Apapun Caranya, Jamkeswatch Siap Hadang RUU Kesehatan

Fabiola Febrinastri
Apapun Caranya, Jamkeswatch Siap Hadang RUU Kesehatan
Ilustrasi kesehatan dunia (Elements Envato)

DJS adalah uangnya rakyat, uangn umat, bukan uangnya pemerintah.

Suara.com - Lembaran sejarah mencatat, lahirnya Sistem Jaminan Sosial di Indonesia  merupakan buah dari perjuangan kaum buruh, organisasi pekerja, dan elemen masyarakat lainnya melalui Komite Aksi Jaminan Sosial (KAJS).

Kala itu, KAJS bergerak melalui berbagai cara, mulai dari diskusi, lobi, menjadi fraksi balkon, hingga sampai melakukan aksi demonstrasi besar-besaran, yang tak terhitung jumlahnya di seluruh Indonesia, sehingga Jaminan Sosial akhirnya diwujudkan dan BPJS pun secara bersamaan didirikan.

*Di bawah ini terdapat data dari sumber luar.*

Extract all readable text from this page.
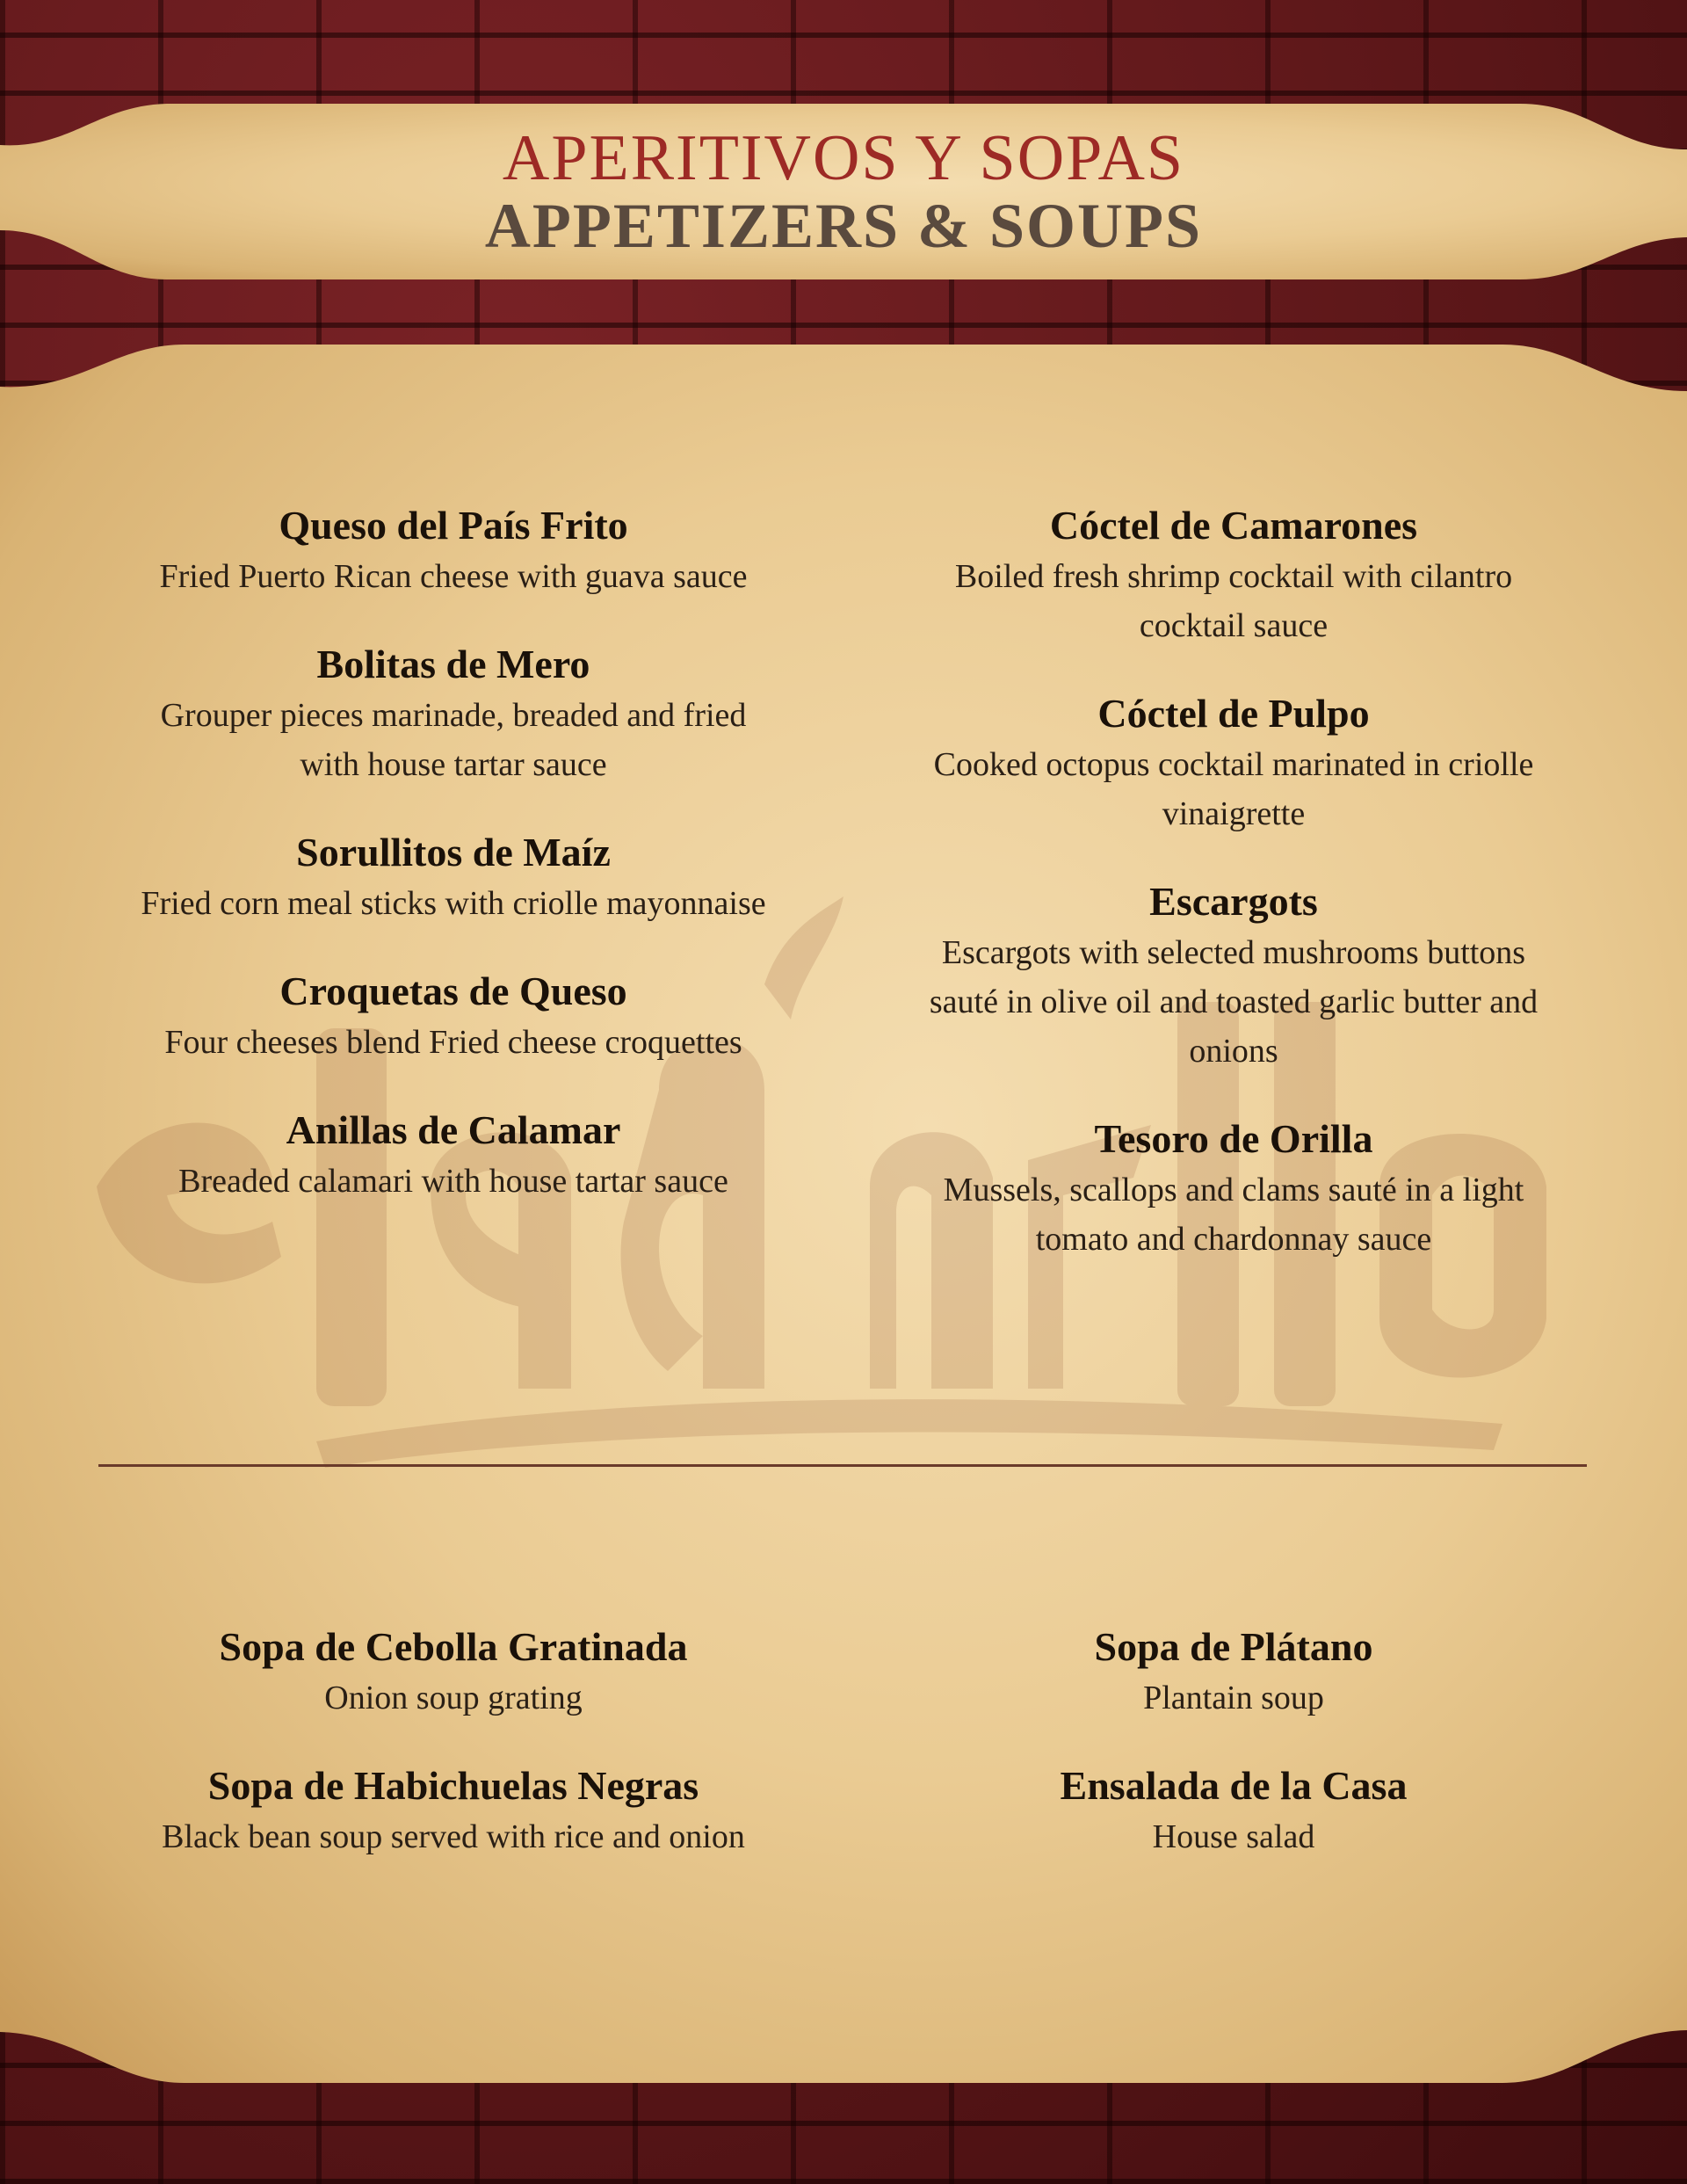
APERITIVOS Y SOPAS
APPETIZERS & SOUPS
Queso del País Frito
Fried Puerto Rican cheese with guava sauce
Bolitas de Mero
Grouper pieces marinade, breaded and fried
with house tartar sauce
Sorullitos de Maíz
Fried corn meal sticks with criolle mayonnaise
Croquetas de Queso
Four cheeses blend Fried cheese croquettes
Anillas de Calamar
Breaded calamari with house tartar sauce
Cóctel de Camarones
Boiled fresh shrimp cocktail with cilantro
cocktail sauce
Cóctel de Pulpo
Cooked octopus cocktail marinated in criolle
vinaigrette
Escargots
Escargots with selected mushrooms buttons
sauté in olive oil and toasted garlic butter and
onions
Tesoro de Orilla
Mussels, scallops and clams sauté in a light
tomato and chardonnay sauce
Sopa de Cebolla Gratinada
Onion soup grating
Sopa de Habichuelas Negras
Black bean soup served with rice and onion
Sopa de Plátano
Plantain soup
Ensalada de la Casa
House salad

Senin (6/03/23), melalui RUU Omnibus Law Kesehatan, pemerintah berupaya merubah, bahkan bisa dikatakan mendegradasi dan ingin mengangkangi Jaminan Sosial beserta lembaga negara penyelenggaranya.

Ipang Sugiasmoro, Direktur Hukum dan Advokasi Anggaran Jamkeswatch Nasional secara tegas mengatakan menolak RUU Kesehatan tersebut untuk disahkan menjadi UU, karena dianggap menyesatkan dan membahayakan.

Baca Juga: Cak Imin: Jaminan Sosial Pekerja Bukan Hanya Tanggung Jawab Perusahaan, Tapi Kewajiban Pemerintah

“RUU Kesehatan ini sesat dan menyesatkan. Tidak hanya mengancam independensi dan eksistensi Jaminan Sosial, namun juga pengkhianatan atas perjuangan buruh dan pembelokan hukum. Jamkeswatch dengan tegas menolak RUU Kesehatan”, tegasnya.

Ia menyebut, RUU Kesehatan yang diduga akan dibentuk dan disahkan menggunakan metode UU Omnibus Law Cipta Kerja seakan mengorek kembali luka kaum buruh dan masyarakat pada produk hukum, yang sebelumnya telah mendapatkan reaksi penolakan keras dari seluruh kalangan masyarakat tersebut. Sebuah luka yang memborok, dirobek lagi, lalu disiram dengan air cuka. Pedih perih tiada terkira.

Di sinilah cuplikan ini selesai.